More than 10 days after the deadly terror attack in Pulwama, the Jammu and Kashmir police are struggling to collect evidence on the ground, even though intelligence agencies say a Kashmiri terrorist affiliated to the Jaish-e Mohammad had carried it out. Finding evidence would be crucial, since Pakistan has denied any possible link to the attack. A chain of evidence would also be essential for the international community, in view of India's pitch to blacklist Jaish chief Masood Azhar under the rules of the United Nations.
The terror strategy of not leaving any evidence behind had started in 2016. The first that followed this method was the attack in Jammu and Kashmir's Uri, in which 18 soldiers were killed. There was no trail. For the last two-and-half years, the National Investigation Agency has been struggling to establish the identity of the terrorists from Pakistan who carried out the attack.

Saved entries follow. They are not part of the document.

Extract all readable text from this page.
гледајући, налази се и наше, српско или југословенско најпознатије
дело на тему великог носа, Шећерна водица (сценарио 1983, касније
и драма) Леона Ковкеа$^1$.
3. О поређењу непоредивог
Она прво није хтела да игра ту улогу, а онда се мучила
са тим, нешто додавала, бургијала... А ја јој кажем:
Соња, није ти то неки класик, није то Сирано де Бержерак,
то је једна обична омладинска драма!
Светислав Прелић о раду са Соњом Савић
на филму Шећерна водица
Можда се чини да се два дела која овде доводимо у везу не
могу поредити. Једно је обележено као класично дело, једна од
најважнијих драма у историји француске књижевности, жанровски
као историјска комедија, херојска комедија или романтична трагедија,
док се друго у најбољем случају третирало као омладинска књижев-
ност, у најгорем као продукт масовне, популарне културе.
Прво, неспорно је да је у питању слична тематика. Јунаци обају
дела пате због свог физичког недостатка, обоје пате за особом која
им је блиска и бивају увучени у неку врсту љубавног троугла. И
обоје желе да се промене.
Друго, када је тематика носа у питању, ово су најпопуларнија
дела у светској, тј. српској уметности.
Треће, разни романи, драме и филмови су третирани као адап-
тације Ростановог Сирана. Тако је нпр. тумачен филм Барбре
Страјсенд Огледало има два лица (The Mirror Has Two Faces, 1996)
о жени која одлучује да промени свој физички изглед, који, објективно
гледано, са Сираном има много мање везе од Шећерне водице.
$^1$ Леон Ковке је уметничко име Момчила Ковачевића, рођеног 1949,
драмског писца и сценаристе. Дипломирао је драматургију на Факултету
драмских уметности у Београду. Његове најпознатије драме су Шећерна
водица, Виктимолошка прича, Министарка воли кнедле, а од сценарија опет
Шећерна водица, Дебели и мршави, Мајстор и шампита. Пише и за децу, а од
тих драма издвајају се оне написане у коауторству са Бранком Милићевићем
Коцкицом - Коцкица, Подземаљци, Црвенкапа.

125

Officers of the state police who have been associated with the investigations into the current case say there is very little evidence. Today, the National Investigation Agency said they have been able to piece together the remains of the car to find its make and engine number. The identity of the owner has also been found, but the investigators said 19-year-old Sajjad Bhat is on the run and has joined Jaish.

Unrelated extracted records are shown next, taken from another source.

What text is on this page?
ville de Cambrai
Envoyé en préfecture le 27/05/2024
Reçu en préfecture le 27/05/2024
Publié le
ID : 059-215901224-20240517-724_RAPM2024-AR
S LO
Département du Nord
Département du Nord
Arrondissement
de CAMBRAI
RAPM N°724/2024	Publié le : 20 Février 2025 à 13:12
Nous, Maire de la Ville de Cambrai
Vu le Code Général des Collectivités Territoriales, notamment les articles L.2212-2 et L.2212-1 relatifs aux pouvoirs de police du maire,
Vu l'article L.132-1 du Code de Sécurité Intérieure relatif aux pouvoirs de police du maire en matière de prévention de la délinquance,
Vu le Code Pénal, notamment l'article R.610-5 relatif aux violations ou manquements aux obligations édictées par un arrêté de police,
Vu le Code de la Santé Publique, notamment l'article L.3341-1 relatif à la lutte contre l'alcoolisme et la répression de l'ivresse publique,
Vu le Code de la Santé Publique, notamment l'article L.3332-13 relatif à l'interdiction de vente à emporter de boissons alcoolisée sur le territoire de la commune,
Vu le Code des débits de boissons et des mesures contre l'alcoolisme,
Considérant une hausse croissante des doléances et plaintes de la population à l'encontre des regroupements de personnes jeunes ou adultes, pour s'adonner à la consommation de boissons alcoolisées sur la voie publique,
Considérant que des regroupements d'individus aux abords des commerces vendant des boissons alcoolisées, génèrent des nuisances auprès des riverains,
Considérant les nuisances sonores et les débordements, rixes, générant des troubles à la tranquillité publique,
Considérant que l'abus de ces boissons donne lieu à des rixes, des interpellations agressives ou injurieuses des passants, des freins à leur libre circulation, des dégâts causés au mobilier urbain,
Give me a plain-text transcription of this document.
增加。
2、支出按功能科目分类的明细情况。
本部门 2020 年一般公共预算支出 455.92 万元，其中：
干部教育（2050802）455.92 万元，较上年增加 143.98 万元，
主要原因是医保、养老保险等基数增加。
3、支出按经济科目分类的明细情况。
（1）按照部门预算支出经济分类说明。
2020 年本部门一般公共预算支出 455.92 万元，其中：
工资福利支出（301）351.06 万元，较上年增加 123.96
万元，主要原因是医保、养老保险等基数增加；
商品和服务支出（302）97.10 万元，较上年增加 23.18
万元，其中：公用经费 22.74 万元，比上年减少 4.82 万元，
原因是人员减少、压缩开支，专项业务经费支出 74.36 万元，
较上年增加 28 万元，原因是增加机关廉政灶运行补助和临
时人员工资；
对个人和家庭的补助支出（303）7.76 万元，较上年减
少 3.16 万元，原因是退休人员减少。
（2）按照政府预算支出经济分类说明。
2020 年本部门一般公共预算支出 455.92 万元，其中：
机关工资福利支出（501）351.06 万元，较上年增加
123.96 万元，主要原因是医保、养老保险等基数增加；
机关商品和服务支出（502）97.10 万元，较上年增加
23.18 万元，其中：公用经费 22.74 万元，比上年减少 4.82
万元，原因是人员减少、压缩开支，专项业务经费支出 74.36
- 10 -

So far forensic experts, however, have been unable to isolate any remains of the suicide bomber. Under the circumstances, it would be difficult to establish in court that Adil Ahmad Dar, 19-year-old local terrorist, had carried out the attack.
Intelligence agencies had zeroed in on Adil Ahmad Dar on the basis of a video he uploaded online. In the video, he is heard saying, "After a year's wait, I have got the chance to do what I joined the Jaish for," as part of an anti-India rant.

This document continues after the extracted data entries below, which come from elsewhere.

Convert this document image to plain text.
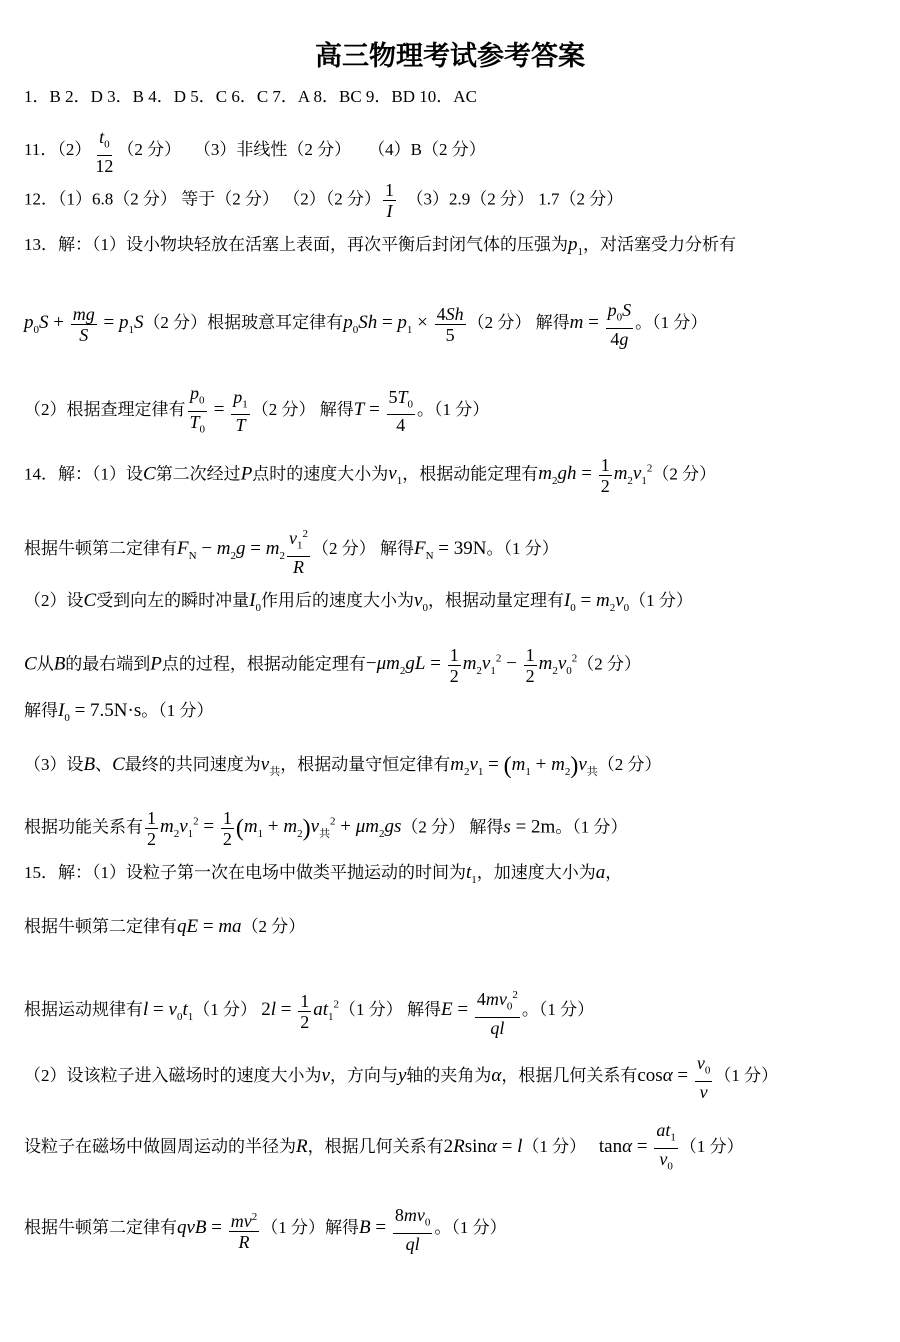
高三物理考试参考答案
1．B 2．D 3．B 4．D 5．C 6．C 7．A 8．BC 9．BD 10．AC
11．$(2) \frac{t_0}{12} (2$ 分） （3）非线性（2 分） （4）B（2 分）
12．（1）6.8（2 分） 等于（2 分） （2）（2 分） $\frac{1}{I} (3)2.9(2$ 分） 1.7（2 分）
13．解：（1）设小物块轻放在活塞上表面，再次平衡后封闭气体的压强为$p_1$，对活塞受力分析有
$p_0S + \frac{mg}{S} = p_1S(2$ 分）根据玻意耳定律有$p_0Sh = p_1 \times \frac{4Sh}{5} (2$ 分） 解得$m = \frac{p_0S}{4g}$ 。（1 分）
（2）根据查理定律有 $\frac{p_0}{T_0} = \frac{p_1}{T} (2$ 分） 解得$T = \frac{5T_0}{4}$ 。（1 分）
14．解：（1）设C第二次经过P点时的速度大小为$v_1$，根据动能定理有$m_2gh = \frac{1}{2} m_2v_1^2(2$ 分）
根据牛顿第二定律有$F_N - m_2g = m_2 \frac{v_1^2}{R} (2$ 分） 解得$F_N = 39N$。（1 分）
（2）设C受到向左的瞬时冲量$I_0$作用后的速度大小为$v_0$，根据动量定理有$I_0 = m_2v_0(1$ 分）
C从B的最右端到P点的过程，根据动能定理有$-\mu m_2gL = \frac{1}{2} m_2v_1^2 - \frac{1}{2} m_2v_0^2(2$ 分）
解得$I_0 = 7.5N\cdot s$。（1 分）
（3）设B、C最终的共同速度为$v_共$，根据动量守恒定律有$m_2v_1 = (m_1 + m_2)v_共(2$ 分）
根据功能关系有 $\frac{1}{2} m_2v_1^2 = \frac{1}{2} (m_1 + m_2)v_共^2 + \mu m_2gs(2$ 分） 解得s = 2m。（1 分）
15．解：（1）设粒子第一次在电场中做类平抛运动的时间为$t_1$，加速度大小为a，
根据牛顿第二定律有qE = ma（2 分）
根据运动规律有$l = v_0t_1(1$ 分） $2l = \frac{1}{2} at_1^2(1$ 分） 解得$E = \frac{4mv_0^2}{ql}$ 。（1 分）
（2）设该粒子进入磁场时的速度大小为v，方向与y轴的夹角为α，根据几何关系有$\cos\alpha = \frac{v_0}{v} (1$ 分）
设粒子在磁场中做圆周运动的半径为R，根据几何关系有2Rsinα = l（1 分）   $\tan\alpha = \frac{at_1}{v_0} (1$ 分）
根据牛顿第二定律有qvB = $\frac{mv^2}{R} (1$ 分）解得$B = \frac{8mv_0}{ql}$ 。（1 分）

Before today's breakthrough on use of car, Investigators had a little clue on the February 14 terror strike, in which 40 soldiers lost their lives. So far all the information was based on videos released by Jaish-e Mohammad. One of these was the video of a similar attack in Afghanistan, accompanied by a warning about Kashmir. The other is the video on Dar.
Jaish has also accepted responsibility for the attack, pointing to Dar as its suicide bomber.
The claim has puzzled investigators. Police sources said indoctrinating anyone to become a suicide attacker takes years of work. But in this case, there has been zero intelligence that a local man was preparing for a suicide attack. Plus, the entire Jaish leadership in the Valley has been wiped out over the years in various encounters with the security forces, security forces have said.
The use of RDX as the explosive in the car that drove into the convoy has thrown up more questions.
Officers say RDX has not been used in any terror attack in the Kashmir Valley for at least eight years. In 2018, there have been 13 IED attacks in Kashmir. These usually involve the use of ammonium nitrate and gelatine sticks - material available locally.
While the nature of the explosive used this time suggests involvement of Pakistan, what further baffles the investigators is how such an enormous amount of RDX could have been brought into the Valley, keeping intelligence agencies entirely in the dark.
Forensic experts estimate at least 20 kg RDX was used in the attack.